これまで通り、3年間で看護師を目指しながら放送大学の授業も履修。3年過程を卒業後は働きながら残りの放送大学の単位を取得することで、学士の資格も目指すことができる。

この連携により、看護学校で取得した単位の一部が、放送大学の卒業要件として認定されることになっている。
看護師と大学卒 新たな進路の選択肢
もちろん時間的な制約はあるが、4年制大学とは異なり1年早く現場を経験できるうえ、さらに学士号も目指せるため、新たな進路の選択肢になると期待を寄せている。

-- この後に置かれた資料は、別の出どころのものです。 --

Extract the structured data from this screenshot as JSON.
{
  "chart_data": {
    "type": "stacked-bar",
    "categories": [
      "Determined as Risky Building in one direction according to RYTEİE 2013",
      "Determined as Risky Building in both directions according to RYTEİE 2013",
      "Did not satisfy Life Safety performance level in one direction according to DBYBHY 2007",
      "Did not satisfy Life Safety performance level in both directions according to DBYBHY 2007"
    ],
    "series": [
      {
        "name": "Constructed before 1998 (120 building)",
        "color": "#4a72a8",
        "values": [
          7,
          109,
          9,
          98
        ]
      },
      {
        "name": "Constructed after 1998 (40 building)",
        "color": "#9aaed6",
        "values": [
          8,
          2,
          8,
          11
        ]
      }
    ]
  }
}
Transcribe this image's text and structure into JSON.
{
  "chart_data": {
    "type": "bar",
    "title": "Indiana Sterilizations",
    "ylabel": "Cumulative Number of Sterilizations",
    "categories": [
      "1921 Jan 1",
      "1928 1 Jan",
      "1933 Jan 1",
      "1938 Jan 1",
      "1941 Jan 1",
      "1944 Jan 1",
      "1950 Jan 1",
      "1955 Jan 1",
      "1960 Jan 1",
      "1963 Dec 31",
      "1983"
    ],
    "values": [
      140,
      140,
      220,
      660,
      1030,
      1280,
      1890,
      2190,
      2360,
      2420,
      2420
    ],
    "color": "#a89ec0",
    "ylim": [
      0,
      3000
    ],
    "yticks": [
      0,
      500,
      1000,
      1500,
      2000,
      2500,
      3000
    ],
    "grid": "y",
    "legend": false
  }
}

嬉野医療センターの力武一久院長は「看護に関する教育だけではなく、幅広く教養を身につけさせたい」と放送大学と連携する新たな試みについての思いを語る。

嬉野医療センター 力武一久 院長:
世の中としては大学化の流れが進んでいるが、その中で早く看護師にもなりつつも大学の資格を取る方法もあるというのは1つの選択肢としてあるのではないかと
患者に寄り添う“人間力”を育む試み
新たな試みのもうひとつが、人間力を育む取り組みだ。
協力を仰いだのが、日ごろから多くの観光客に接する温泉旅館の女将。

患者やその家族と深くかかわる看護師にとって、コミュニケーション力や人への気遣いは欠かせない。
通常の講義では聞けない話に参加した学生は熱心に耳を傾けていた。

大村屋 北川洋子さん:
患者さんには感情ありますよね。だから寄り添う心っていうのを育てないといけない。相談したいな、聞いてほしいな、という存在にならないといけない
「学生に総合力をつけさせたい」
嬉野医療センターの力武一久院長は「(新たな試みが)成功するかどうかわからないが、医療というのは人と人の関わり合い、信頼関係に基づいて行われるもの。コミュニケーション能力、幅広い知識の習得という全体的な総合力を学生に身につけさせたい」と話す。

優秀な人材の確保が急務となっている看護業界。看護学校にも新たな人材育成の形が求められている。